Isles of Shoals Murders | Horror on Smuttynose Island
Two men, both of whom knew Wagner and were sure of their description, informed police they had seen Wagner in Newcastle about six o’clock that morning. The stolen dory was also found in Newcastle near a place called “Devil’s Den.” The new thole pins were worn almost a quarter of an inch.
After returning to the Jonsens’, where he changed some of his clothes, Wagner had caught a 9 A.M. train for Boston. There he purchased some new boots and a new suit of clothes, then dallied with some women he knew at a boarding house. Certainly John Hontvet told the authorities of Wagner’s usual haunts and that evening Boston police found him. When arrested Wagner was wearing his new suit over his old clothes. He offered no resistance.
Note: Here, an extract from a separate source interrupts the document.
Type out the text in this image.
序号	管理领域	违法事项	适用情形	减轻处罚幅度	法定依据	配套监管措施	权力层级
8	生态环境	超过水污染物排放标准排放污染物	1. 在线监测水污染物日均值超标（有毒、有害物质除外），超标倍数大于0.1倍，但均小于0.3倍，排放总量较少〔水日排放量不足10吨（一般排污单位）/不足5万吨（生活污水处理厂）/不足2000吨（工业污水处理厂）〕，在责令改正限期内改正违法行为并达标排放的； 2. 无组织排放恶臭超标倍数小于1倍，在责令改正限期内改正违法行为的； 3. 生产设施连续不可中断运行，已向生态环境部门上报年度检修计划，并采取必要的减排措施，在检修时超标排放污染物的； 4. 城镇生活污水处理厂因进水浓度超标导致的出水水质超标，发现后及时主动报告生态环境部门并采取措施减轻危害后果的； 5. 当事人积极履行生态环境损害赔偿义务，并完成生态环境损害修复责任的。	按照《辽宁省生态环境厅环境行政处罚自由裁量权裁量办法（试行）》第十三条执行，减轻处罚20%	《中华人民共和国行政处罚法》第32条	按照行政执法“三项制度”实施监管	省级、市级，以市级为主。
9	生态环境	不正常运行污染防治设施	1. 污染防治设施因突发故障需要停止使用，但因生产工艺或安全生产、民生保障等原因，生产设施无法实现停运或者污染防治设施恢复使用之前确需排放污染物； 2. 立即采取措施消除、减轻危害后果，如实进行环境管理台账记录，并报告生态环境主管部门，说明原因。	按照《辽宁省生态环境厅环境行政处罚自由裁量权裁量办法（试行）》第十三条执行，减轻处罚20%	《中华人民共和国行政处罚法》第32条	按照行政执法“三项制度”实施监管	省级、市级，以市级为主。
The next day Wagner was transferred from jail to the Boston depot for the trip to Portsmouth, followed by a jeering crowd of 500. At each depot along the route the train was met by outraged citizens demanding his immediate demise. It is reported a crowd of 10,000 filled the streets of Portsmouth and narrowly missed tearing him to pieces when he arrived.
Smuttynose was in the jurisdiction of the state of Maine and Wagner would have to be tried there. Three days later, when he was moved from the Portsmouth jail to the train, a lynch mob of over 200 fishermen from the islands and the coast was waiting. The police escort drew their revolvers and a company of bayonet-wielding Marines were called from the Navy base, but the mob was not easily subdued. The escort was showered with stones and bricks.
The trial of Louis Wagner commenced on June 9, 1873. After nine days of testimony and 55 minutes of deliberation, he was found guilty as charged. He broke out of jail within a week, but was recaptured in New Hampshire. On June 25, 1875, 27 months after the crime, Wagner was led into the yard of the state prison in Thomaston, Maine, and hanged.
Maren and John Hontvet were never to live in the Isles of Shoals again. They moved to Portsmouth, where John continued working as a fisherman.
Ivan, his spirit broken, could not bear to leave the neighborhood where he and Anethe spent so many happy times. He worked as a carpenter on Appledore for the rest of the summer of 1873, never out of sight of the cottage where he was robbed of his happiness. He never spoke unless spoken to, and never lifted his eyes from his work when speaking. At the end of the summer he returned alone to Norway and was never heard of again.